While in Russia the presidential campaign passed under the motto «Win or You'll Lose!», which sounded relevant and had solid ground at the moment, Ukraine is offered just the superstructure, without any foundation. This alone raises the said experiment's purity many times over, since the Ukrainian people is being fed a secondhand propaganda product with a lot of seasoning, considering the alleged incriminating evidence against Boris Yeltsin's family, Russian rackets laundering IMF money, but without any opportunities for the current regime to solve any of the problems of the Ukrainian electorate, even if only for the duration of the campaign. And there is not much time left for the big date, October 31. Arrears accumulated over a number of years are expected to be redeemed in hryvnias and the national currency is going down as a result of the financial crisis drawn out over a year, concealed emissions, and with price jumps triggered off by the fuel crisis.
However, even now, two months before the election date, the media project (something like «Kuchma — Our Leader, Helmsman, Lenin, Mao, Pinochet, de Gaulle, Washington, et al.») is drawing to a close. Perhaps because of recent forum held by 20 pro-President parties, offering less virtual and more practical (compared to mediacracy) methods of pushing the President through to the second term in office. The multiparty host, of which Leonid Kuchma spoke so degradingly quite recently, strained its brain and came up with an optimally simple decision: collect the voters' signatures again to secure 16 million votes for Leonid Kuchma. We all know that this maneuver is meant to lend credibility to crude falsification of the election returns. Yet the President's men are going along with it, meaning that mediacracy cannot guarantee the desired effect and has to be reinforced using such techniques. As for technologies (most likely paid for by the customer in advance), they cannot even promise to reach the target set. Neither the President's false assurances, other affiliated politicians' blather (even less so the said parties' support), nor the gala shows with pop stars being staged all over Ukraine can play the role of agents of influence. Either the people are no longer as brainwashed as they used to be, or the reason is the quality of the commodity being hawked. One cannot help but notice that this commodity — I mean the current President — does not have even a handful of enthusiastic buyers, just soldiers acting on their commander's orders. Perhaps because this commodity lacks the required consumer value which makes one buy things like soap — so as to use this real soap to wash off real dirt, even given minimum publicity ratings. No ideology, no personal charms, no previous merits, no plans for the foreseeable future which one could seriously discuss. Just the pet word stability, something no one can assess or sense in any conceivable way, and which no one believes, of course. The thing is that all of Mr. Kuchma's image-makers are violating a key law of advertising: address the public's positive mental associations, if not needs, relying on the commodity's minimum positive «ingredients.»
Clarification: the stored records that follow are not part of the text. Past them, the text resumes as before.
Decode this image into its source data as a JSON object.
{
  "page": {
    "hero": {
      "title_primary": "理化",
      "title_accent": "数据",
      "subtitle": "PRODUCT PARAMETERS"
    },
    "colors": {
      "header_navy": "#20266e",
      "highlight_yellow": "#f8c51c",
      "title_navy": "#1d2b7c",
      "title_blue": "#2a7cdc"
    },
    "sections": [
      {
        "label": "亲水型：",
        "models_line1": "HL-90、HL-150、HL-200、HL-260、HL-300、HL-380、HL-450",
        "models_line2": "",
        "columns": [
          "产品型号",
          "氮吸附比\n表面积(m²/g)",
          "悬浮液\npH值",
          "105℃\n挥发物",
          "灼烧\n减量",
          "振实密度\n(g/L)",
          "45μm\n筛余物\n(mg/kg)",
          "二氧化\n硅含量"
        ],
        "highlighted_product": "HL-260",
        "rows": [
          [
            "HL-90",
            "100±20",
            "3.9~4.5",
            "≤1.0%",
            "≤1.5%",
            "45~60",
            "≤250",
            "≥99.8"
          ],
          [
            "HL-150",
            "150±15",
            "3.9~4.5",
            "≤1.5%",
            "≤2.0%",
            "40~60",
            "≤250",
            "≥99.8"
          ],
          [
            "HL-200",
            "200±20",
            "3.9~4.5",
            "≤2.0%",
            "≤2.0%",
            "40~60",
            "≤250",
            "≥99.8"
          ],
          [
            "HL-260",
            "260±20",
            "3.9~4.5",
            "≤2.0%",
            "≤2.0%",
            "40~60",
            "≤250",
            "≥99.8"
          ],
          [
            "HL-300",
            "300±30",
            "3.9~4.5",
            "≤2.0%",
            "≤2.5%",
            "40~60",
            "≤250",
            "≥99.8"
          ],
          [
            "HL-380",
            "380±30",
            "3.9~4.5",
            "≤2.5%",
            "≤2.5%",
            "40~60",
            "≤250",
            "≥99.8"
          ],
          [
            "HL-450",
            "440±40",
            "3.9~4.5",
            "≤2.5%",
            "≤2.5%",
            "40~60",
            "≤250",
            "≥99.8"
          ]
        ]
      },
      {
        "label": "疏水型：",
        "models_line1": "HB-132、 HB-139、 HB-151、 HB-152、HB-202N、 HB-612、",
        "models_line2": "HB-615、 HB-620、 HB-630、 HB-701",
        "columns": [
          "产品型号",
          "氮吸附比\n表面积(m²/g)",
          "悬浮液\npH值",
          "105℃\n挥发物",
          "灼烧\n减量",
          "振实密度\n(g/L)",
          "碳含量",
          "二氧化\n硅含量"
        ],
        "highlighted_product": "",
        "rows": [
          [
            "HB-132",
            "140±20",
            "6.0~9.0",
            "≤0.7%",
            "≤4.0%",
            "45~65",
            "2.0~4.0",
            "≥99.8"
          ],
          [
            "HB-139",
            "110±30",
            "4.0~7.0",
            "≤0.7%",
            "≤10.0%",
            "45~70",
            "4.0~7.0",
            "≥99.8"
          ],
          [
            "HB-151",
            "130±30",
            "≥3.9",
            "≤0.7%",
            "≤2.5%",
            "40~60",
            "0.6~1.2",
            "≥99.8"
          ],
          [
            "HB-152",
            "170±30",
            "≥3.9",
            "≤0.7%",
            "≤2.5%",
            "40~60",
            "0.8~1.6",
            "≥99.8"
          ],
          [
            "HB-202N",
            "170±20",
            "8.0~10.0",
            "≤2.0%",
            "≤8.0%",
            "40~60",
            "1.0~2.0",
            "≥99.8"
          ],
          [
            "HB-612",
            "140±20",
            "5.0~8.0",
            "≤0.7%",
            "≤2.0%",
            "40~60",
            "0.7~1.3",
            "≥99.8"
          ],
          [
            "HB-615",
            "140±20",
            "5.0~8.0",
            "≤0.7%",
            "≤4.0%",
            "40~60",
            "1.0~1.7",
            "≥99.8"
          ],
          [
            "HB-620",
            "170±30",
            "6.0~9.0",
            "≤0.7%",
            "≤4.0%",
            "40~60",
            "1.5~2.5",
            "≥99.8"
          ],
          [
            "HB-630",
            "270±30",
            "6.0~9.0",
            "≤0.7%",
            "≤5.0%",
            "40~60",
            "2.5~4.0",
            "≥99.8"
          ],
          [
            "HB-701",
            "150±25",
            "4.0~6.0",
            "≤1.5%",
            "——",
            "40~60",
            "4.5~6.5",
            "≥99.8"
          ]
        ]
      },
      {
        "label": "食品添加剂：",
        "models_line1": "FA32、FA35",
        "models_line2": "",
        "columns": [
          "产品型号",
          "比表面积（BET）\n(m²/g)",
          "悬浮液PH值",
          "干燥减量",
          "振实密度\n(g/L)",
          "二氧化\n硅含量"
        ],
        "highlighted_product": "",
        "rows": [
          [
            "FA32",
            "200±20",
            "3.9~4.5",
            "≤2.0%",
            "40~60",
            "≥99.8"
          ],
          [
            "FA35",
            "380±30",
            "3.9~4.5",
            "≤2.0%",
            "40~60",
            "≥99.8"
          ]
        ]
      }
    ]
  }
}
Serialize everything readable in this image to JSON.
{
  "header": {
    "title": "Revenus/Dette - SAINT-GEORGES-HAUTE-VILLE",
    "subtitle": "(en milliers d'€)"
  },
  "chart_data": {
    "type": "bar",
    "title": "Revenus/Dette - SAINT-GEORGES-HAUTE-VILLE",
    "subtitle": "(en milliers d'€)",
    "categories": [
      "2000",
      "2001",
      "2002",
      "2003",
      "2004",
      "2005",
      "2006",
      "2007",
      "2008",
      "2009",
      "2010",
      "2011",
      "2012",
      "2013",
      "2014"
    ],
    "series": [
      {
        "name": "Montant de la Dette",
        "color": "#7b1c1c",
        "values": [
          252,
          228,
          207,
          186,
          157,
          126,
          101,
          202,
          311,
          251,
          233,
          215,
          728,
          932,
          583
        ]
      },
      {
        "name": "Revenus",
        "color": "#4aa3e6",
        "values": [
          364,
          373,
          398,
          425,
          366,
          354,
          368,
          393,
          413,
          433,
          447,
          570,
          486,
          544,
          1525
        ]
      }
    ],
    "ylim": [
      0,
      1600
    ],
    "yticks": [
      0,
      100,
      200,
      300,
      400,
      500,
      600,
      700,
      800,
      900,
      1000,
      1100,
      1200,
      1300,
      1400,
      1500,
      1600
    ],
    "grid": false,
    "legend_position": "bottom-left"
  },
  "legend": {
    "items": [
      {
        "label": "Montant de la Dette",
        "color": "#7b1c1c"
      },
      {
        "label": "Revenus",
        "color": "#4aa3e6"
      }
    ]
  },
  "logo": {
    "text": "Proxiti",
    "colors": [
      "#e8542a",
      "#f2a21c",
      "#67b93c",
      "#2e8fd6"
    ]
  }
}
Our mediacracy should be congratulated: it is falling into a trap it has itself laid. After trampling on such a human trait as confidence, it is once again referring to this basic factor of normal democratic power, in other words finishing off the reelection project. Still, the experiment continues. Regardless of the outcome, we are in for either of two things: a new President with fresh opportunities or self-understanding which cannot be compared to anything else, along with the final victory of mediacracy, of course.